Ihr Tun wurde zum Psychoterror und der quälte mich. Das behinderte meinen natürlichen Gesundungsprozess. Die Situation dauerte an, bis Vater von seiner auswärtigen Arbeit nach Hause kam. Sofort gab Mutter die leidende Fürsorgliche. Sie habe schon so viel für das kranke Kind getan und könne jetzt nicht mehr, weil ich nicht aufstehen würde. Die Entschuldigung für die Schule müsse er dringend schreiben, sie habe das wegen der vielen Arbeit, die sein Kind ihr mache, nicht tun können.
Wenn Kinder unentschuldigt in der Schule fehlten, dann konnte das, wegen der gesetzlichen Schulpflicht, gegen die Eltern als Rechtsverstoß geahndet werden. Das war Mutter jedoch bis dahin egal. Das Kind war schuld. Nun hatte Vater diese „Tat“ des Kindes formgerecht auszugleichen. So hatte Mutter auch ihren Ehemann, gleich nach seiner Heimkehr, wieder in den Sozialclinch der Familie eingegliedert.
Als ich endlich aufstehen konnte, war ich froh, denn die Vorwürfe und der Psychoterror von Mutter wurden weniger. Ich fühlte mich etwas entlastet. Ihr Druck und die Schuldzuweisung blieben allerdings bestehen. Ob ich ansteckend krank war, war egal. „Werde ja nicht wieder krank. Achte auf deine Gesundheit!“, war Mutters Forderung.

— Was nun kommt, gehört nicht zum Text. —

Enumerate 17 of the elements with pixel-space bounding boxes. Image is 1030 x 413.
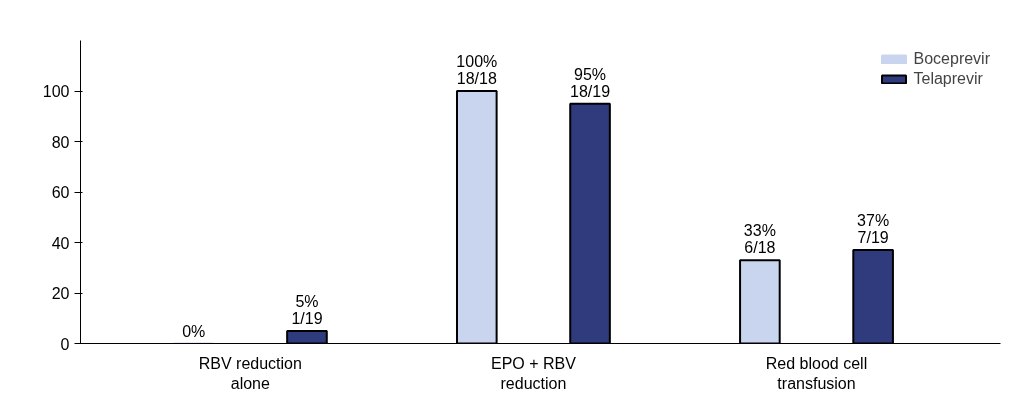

Obwohl ich an einer verbreiteten Kinderkrankheit litt, war für Mutter klar, ich sei wegen Unachtsamkeit an meiner Erkrankung schuld. Kranksein war also schlecht, erkannte ich. Mein Leiden interessierte niemand. Es war vielmehr der Ausdruck von Schwäche und Faulheit. Der notwendige Genesungsprozess war nicht mit Freude über dessen Fortschritt verbunden, sondern mit zunehmenden Vorwürfen. Diese rechtfertigten auch den von Mutter vorgenommenen Nahrungsentzug. Das half bei der Überwindung des inneren Schweinehunds. Von der Erfüllung meiner Pflichten dürfe ich auch krank nicht abweichen. Mir kam das Verhalten dieser Frau absolut falsch und feindlich vor. Es war NS-korrekt.